Expression for power of a natural number in terms of binomial coefficients
The coefficients $6,6$ and $1$ in that expansion are closely related to Stirling numbers of the second kind. There is an identity
$$x^n=\sum_k{n\brace k}x^{\underline k}=\sum_k{n\brace k}x(x-1)(x-2)\dots(x-k+1)\;,$$
which in the case $x=m\in\Bbb N$ becomes
$$m^n=\sum_k{n\brace k}\frac{m!}{(m-k)!}=\sum_k{n\brace k}k!\binom{m}k\;,$$
so that the coefficients are the numbers $\displaystyle k!{n\brace k}$. I didn’t bother to specify the range of $k$, because it’s implicitly determined by the Stirling numbers themselves: for $n>0$, the only values of $k$ for which $\displaystyle{n\brace k}\ne0$ are $k=1,\dots,n$.

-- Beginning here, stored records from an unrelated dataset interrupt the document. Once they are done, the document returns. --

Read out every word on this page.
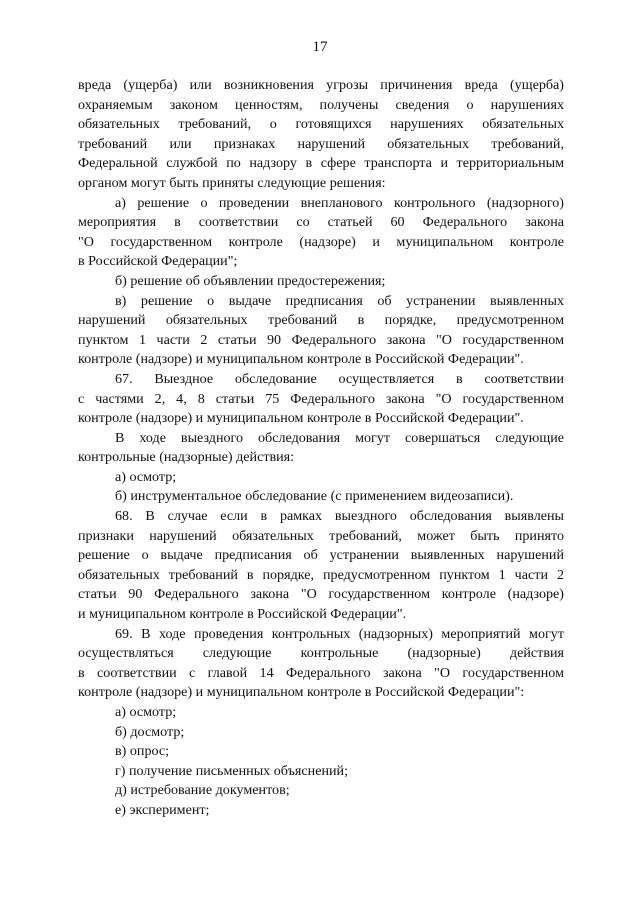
17
вреда (ущерба) или возникновения угрозы причинения вреда (ущерба)
охраняемым законом ценностям, получены сведения о нарушениях
обязательных требований, о готовящихся нарушениях обязательных
требований или признаках нарушений обязательных требований,
Федеральной службой по надзору в сфере транспорта и территориальным
органом могут быть приняты следующие решения:
а) решение о проведении внепланового контрольного (надзорного)
мероприятия в соответствии со статьей 60 Федерального закона
"О государственном контроле (надзоре) и муниципальном контроле
в Российской Федерации";
б) решение об объявлении предостережения;
в) решение о выдаче предписания об устранении выявленных
нарушений обязательных требований в порядке, предусмотренном
пунктом 1 части 2 статьи 90 Федерального закона "О государственном
контроле (надзоре) и муниципальном контроле в Российской Федерации".
67. Выездное обследование осуществляется в соответствии
с частями 2, 4, 8 статьи 75 Федерального закона "О государственном
контроле (надзоре) и муниципальном контроле в Российской Федерации".
В ходе выездного обследования могут совершаться следующие
контрольные (надзорные) действия:
а) осмотр;
б) инструментальное обследование (с применением видеозаписи).
68. В случае если в рамках выездного обследования выявлены
признаки нарушений обязательных требований, может быть принято
решение о выдаче предписания об устранении выявленных нарушений
обязательных требований в порядке, предусмотренном пунктом 1 части 2
статьи 90 Федерального закона "О государственном контроле (надзоре)
и муниципальном контроле в Российской Федерации".
69. В ходе проведения контрольных (надзорных) мероприятий могут
осуществляться следующие контрольные (надзорные) действия
в соответствии с главой 14 Федерального закона "О государственном
контроле (надзоре) и муниципальном контроле в Российской Федерации":
а) осмотр;
б) досмотр;
в) опрос;
г) получение письменных объяснений;
д) истребование документов;
е) эксперимент;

A good place to learn about such things is the excellent book Concrete Mathematics, by Graham, Knuth, & Patashnik.
See the Wikipedia under Binomial coefficients as a basis for the space of polynomials.
In your particular case, and using the notation of the Wikipedia article, from which I am quoting formulas, $$ t^{d} = \sum_{k=0}^d a_k \binom{t}{k}, $$ where $$ a_k = \sum_{i=0}^k (-1)^{k-i} \binom{k}{i} i^d. $$